Tanneries also forced children to work in unhealthy conditions. More than three quarters of the tannery child workers reported disturbed sleep whilst over half of them were physically abused at work.
The SPARC report points out that many children who fail to find employment in regular workplaces eke out a living scavenging. Some 106,500 rummage through the waste produced by industry and the affluent in big cities. Around the capital Islamabad, there were probably some 4,000 scavengersabout 2,500 of them Afghans aged 10 to 14 years.
On February 15, Pakistan's National Children's Day, the Federal Minister for Social Welfare and Special Education Zobaida Jalal said that children, who represent 48 per cent of the country's total population, have a right to the government's attention and a fair allocation of resources.
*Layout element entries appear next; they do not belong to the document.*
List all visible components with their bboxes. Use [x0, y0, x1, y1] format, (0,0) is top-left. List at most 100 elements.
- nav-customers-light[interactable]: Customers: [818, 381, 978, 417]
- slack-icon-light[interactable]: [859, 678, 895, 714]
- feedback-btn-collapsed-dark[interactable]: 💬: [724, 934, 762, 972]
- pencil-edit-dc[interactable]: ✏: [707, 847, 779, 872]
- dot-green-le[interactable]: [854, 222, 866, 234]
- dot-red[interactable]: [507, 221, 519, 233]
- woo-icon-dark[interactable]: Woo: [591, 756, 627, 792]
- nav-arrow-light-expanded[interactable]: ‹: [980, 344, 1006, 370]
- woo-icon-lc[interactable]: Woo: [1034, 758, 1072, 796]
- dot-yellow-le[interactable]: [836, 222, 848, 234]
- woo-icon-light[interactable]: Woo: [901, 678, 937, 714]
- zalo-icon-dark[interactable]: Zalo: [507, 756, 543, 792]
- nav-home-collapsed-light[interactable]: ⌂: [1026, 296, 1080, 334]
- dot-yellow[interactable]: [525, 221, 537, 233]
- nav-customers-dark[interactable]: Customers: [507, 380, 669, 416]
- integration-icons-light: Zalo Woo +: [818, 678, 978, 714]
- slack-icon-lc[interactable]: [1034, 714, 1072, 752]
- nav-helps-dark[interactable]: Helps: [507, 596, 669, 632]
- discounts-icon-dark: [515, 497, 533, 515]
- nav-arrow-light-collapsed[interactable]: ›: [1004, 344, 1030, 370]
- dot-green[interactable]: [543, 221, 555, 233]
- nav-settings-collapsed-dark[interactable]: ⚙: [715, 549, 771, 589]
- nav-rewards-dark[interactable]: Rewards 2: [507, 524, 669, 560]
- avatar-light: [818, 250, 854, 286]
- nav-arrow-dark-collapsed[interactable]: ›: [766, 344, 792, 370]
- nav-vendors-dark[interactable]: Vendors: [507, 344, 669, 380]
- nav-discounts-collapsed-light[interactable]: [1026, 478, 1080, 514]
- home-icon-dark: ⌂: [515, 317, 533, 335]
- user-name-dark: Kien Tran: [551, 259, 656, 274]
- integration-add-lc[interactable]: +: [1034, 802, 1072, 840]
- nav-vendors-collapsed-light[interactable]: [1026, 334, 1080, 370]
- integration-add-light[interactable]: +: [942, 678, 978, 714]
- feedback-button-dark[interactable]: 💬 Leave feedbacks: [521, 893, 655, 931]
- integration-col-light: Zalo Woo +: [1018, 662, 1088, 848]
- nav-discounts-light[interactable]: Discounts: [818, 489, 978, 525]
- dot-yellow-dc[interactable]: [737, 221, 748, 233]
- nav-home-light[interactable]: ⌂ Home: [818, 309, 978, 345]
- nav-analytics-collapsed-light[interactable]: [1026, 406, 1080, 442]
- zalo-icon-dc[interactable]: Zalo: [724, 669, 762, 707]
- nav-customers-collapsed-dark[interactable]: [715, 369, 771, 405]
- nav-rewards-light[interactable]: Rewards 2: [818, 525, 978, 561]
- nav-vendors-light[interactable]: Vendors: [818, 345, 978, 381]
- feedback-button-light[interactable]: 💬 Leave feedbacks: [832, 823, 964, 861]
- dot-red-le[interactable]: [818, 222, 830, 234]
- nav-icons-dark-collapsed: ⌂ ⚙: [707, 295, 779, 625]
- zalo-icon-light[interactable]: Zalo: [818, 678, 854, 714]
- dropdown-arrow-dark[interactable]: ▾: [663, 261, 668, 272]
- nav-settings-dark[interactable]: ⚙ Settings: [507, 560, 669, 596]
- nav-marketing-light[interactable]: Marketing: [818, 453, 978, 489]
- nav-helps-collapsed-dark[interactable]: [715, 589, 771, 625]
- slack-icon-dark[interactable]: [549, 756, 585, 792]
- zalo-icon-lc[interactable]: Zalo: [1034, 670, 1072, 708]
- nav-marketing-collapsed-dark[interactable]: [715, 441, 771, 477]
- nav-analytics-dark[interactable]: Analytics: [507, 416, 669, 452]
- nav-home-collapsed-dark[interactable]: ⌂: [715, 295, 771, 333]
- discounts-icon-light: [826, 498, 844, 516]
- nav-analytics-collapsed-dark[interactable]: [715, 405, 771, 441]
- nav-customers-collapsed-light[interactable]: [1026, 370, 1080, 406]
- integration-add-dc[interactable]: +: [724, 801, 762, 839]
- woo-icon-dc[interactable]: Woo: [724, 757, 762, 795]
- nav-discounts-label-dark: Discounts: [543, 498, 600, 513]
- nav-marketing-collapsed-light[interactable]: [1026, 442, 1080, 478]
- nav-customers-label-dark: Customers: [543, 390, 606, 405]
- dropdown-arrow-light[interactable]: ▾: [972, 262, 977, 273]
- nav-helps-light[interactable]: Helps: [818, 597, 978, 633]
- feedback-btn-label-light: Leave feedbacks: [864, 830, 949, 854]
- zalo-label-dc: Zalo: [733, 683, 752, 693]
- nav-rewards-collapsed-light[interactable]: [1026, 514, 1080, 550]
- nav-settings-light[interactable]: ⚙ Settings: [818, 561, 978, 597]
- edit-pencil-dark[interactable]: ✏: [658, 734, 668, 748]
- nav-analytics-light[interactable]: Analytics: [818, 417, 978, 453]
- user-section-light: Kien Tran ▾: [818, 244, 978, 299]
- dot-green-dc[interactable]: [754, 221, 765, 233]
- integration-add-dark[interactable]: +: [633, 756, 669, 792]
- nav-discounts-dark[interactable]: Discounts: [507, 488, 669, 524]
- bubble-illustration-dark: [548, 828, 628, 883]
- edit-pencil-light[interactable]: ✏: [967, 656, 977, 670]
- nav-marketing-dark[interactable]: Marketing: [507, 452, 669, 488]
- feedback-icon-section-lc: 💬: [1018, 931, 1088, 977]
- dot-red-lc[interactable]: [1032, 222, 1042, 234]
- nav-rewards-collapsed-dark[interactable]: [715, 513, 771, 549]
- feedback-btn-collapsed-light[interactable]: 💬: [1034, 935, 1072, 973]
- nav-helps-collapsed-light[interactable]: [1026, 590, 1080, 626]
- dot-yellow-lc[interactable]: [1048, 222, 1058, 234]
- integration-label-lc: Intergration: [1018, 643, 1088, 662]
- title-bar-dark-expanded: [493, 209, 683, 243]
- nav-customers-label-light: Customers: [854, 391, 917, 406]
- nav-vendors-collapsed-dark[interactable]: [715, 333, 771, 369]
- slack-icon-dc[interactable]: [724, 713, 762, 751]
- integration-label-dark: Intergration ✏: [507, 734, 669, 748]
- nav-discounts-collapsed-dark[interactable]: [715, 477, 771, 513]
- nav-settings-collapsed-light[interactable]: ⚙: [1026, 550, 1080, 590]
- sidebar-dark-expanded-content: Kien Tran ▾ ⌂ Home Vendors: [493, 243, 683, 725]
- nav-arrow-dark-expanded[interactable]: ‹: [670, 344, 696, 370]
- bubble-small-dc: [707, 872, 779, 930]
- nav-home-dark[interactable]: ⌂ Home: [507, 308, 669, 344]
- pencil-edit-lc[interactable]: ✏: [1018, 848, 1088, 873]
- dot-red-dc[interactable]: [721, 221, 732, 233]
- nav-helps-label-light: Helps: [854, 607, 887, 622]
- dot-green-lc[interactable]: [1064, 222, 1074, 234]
In April, the Minister informed Pakistan's National Assembly that in 2005 she intended to introduce laws that would make the country a more child-friendly state in accordance with the 1990 UN Convention on the Rights of the Child (CRC) that Pakistan had signed.
She stressed that ratifying the Convention was not enough; effective laws were needed to implement it.
Prime Minister Shaukat Aziz acknowledged that children were the most vulnerable social group in the country. He reiterated his government's intention to build a society that was friendlier to them, one that would improve their access to health care and development and protect them against child labour.